A Clifford Algebra $C_k$ is a Real Algebra of dimension $2^k$ with its algebra generators being $\{e_1,\ldots,e_k\}$, satisfying the following relations: $$ e_i^2 = -1 ~~\& ~~e_je_i = -e_ie_j ~~\text{if} ~~i \neq j. $$ The vector space basis of $C_k$ is $\{e_{i_1}\cdots e_{i_r} : i_1 < i_2 \ldots < i_r, ~0 \le r \le k\}$
Let $R^k$ denote the k-space in $C_k$ spanned by $e_1,\ldots,e_k$. Now let $\{u_1,\ldots, u_k\}$ be some other basis of $R^k$. Then my question is following:
Do we still have the following relations?
$$ u_i^2 = -1 ~~\& ~~u_ju_i = -u_iu_j ~~\text{if} ~~i \neq j. $$
If no, then under the restriction of $\{u_1,\ldots,u_k\}$ being an orthonormal basis, do we have the above-mentioned relations on $ u_i$s?

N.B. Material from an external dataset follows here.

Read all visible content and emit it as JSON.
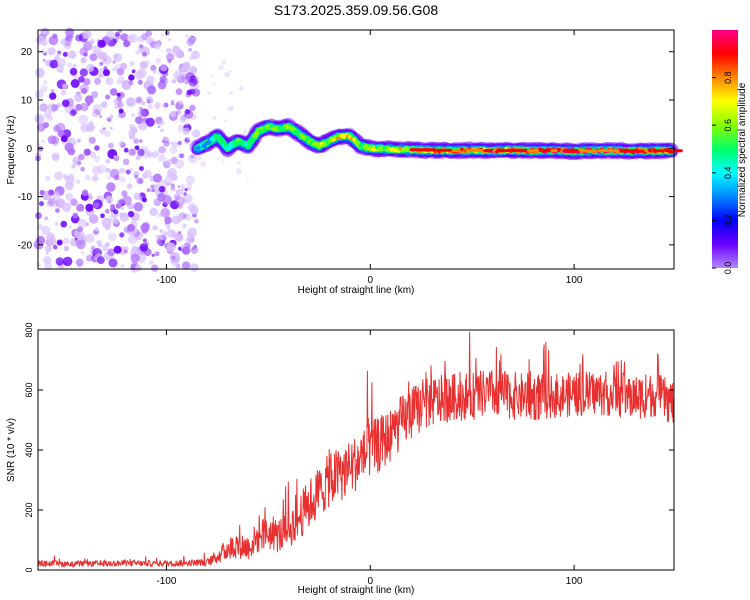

What I have tried is given below:
Let $u_i = \sum_l a_l e_l$ and $u_j = \sum_n b_n e_n$. Then we have $$ u_i u_j = \sum_i^k a_ib_i e_i^2 + \sum_{~m,n \\ m \neq n} a_m b_n e_me_n $$ $$ \& $$ $$ u_j u_i = \sum_i^k b_ia_i e_i^2 + \sum_{~n,m \\ m \neq n} b_n a_m e_ne_m = \sum_i^k a_ib_i e_i^2 + (-1)\sum_{~n,m \\ m \neq n} b_n a_m e_me_n $$ From here I cannot establish the fact $u_ju_i = - u_iu_j$
$\newcommand\Cl{\mathrm{Cl}}$
Given any $K$-vector space $V$ with quadratic form $Q$, we may define the associated Clifford algebra $\Cl(V,Q)$. Canonically identifying $K$ and $V$ as subsets of $\Cl(V,Q)$, its fundamental property is that $v^2 = Q(v)$ for all $v \in V$. By definition, $Q$ has an associated symmetric bilinear form $B$, where when the characteristic of $K$ is not 2 we have $$ B(v,w) = \frac12(Q(v+w) - Q(v) - Q(w)) = \frac12((v+w)^2 - v^2 - w^2) = \frac12(vw + wv) $$ for $v,w \in V$. It follows that if $B(v,w) = 0$, i.e. $v$ and $w$ are orthogonal, then $$ 0 = vw + wv \implies vw = -wv, $$ and it is clear that $v$ and $w$ anticommute iff they are orthogonal. This is still all true when the characteristic of $K$ is 2, but we instead have to define $B$ by $$ B(v,w) = Q(v+w) - Q(v) - Q(w). $$
For more on defining Clifford algebras, see chapter 14 of Clifford Algebras and Spinors (2001) by Pertti Lounesto.